News

InspireSemi announces tape-out of RISC-V HPC chip

Thunderbird accelerated computing chip.

David Harold

InspireSemi’s Thunderbird I RISC-V chip offers high-performance computing for underserved applications, with an emphasis on energy efficiency and competitive pricing. It targets HPC tasks like graph analytics and features 24 TFLOPS of raw performance, 50 GFLOPS per watt energy efficiency, and reduced latency. Delivery to customers is expected in the fourth quarter.

RISC roadmap
(Source: InspireSemi)

What do we think? There’s a bit of a trend towards more general-purpose processors at the moment. Intel’s post-Gaudi road map is headed that way, and AMD is a little ahead of them. InspireSemi has a massive core approach, similar to Esperanto Technologies. With a potential four chips per card, you can have up to 6,144 cores per card and up to 360,000 cores at the cluster level. Workload management will be a challenge, but that’s the case for most HPC systems.

The market fit is interesting. This product targets underserved and diversified industries, including financial services, computer-aided engineering, and energy, rather than going head-to-head with Nvidia on GenAI.
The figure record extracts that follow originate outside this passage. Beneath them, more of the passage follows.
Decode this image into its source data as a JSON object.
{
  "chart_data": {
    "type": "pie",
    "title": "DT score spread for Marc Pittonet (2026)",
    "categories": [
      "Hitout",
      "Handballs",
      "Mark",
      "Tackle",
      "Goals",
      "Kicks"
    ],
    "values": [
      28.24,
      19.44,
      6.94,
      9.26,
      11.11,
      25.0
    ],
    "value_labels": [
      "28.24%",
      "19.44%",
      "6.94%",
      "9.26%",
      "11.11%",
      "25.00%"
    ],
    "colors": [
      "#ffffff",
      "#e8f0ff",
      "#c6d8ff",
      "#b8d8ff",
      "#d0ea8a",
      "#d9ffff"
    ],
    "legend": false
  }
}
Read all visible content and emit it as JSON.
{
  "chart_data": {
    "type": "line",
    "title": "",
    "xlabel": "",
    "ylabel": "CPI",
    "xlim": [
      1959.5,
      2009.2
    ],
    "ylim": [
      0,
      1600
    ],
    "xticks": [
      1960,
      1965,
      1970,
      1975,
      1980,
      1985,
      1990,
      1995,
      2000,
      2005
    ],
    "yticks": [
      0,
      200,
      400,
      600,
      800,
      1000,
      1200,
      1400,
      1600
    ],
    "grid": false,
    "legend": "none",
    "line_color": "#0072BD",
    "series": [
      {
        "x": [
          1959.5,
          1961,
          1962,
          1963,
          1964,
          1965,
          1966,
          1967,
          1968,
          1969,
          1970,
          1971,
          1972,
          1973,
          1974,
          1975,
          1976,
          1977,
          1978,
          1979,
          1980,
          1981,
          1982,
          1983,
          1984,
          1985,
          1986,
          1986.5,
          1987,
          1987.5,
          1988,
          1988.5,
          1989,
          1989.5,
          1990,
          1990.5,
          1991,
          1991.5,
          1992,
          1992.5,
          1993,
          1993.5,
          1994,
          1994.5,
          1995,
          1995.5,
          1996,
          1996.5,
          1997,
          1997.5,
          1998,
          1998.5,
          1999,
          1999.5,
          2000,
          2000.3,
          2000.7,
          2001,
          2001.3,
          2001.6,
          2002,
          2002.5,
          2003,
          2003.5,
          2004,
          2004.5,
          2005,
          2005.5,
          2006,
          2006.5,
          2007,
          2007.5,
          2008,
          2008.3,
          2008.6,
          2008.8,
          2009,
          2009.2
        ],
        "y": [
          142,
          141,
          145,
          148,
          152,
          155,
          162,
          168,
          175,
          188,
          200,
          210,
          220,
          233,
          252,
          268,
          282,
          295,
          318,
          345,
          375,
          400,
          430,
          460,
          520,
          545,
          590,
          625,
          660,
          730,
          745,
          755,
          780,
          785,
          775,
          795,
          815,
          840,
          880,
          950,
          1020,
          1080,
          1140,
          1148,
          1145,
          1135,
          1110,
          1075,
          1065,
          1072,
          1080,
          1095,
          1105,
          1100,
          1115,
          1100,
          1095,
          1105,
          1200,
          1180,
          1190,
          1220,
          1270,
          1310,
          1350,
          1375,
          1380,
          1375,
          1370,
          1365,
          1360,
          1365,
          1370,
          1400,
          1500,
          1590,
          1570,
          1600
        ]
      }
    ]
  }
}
Use of the open-standard RISC-V instruction set architecture is being sold as a route to software compatibility. We’ve yet to see much evidence of that much-made claim, but we are open-minded.

RISC-V for HPC

Austin, Texas-based InspireSemi is making accelerated computing solutions for high-performance computing (HPC), AI, graph analytics, and other compute-intensive workloads, and has announced the tape-out of its Thunderbird I accelerated computing chip for fabrication at TSMC (plus ASE for packaging).

Ron Van Dell, CEO of InspireSemi, said, “We expect to begin customer deliveries in the fourth quarter.”

Thunderbird I is a system on a chip (SoC) featuring 1,536 custom 64-bit RISC-V CPU cores, integrated with high-speed memory and low-latency networking. This chip is designed to deliver high performance, energy efficiency, and a competitive price for various applications, leveraging the RISC-V CPU software ecosystem.

InspireSemi says compared to GPUs, Thunderbird provides extensive computational power suitable for HPC applications, including graph analytics for fraud detection, anti-money laundering, anti-terrorism, pharma trials, and supply chain management.

The initial product will be a PCIe add-in card with four Thunderbird devices, offering over 6,000 CPU cores and support for double-precision math, essential for many HPC tasks.

Claimed performance is:

  • Raw performance: 24 TFLOPS (FP64)
  • Energy efficiency: 50 GFLOPS/watt (FP64)
  • Utilization: network reduces latency 20×

Alex Gray, founder, CTO, and president of InspireSemi, said, “Thunderbird accelerates many critical applications in important industries that other approaches do not, including life sciences, genomics, medical devices, climate change research, and applications that require deep simulation and modeling.”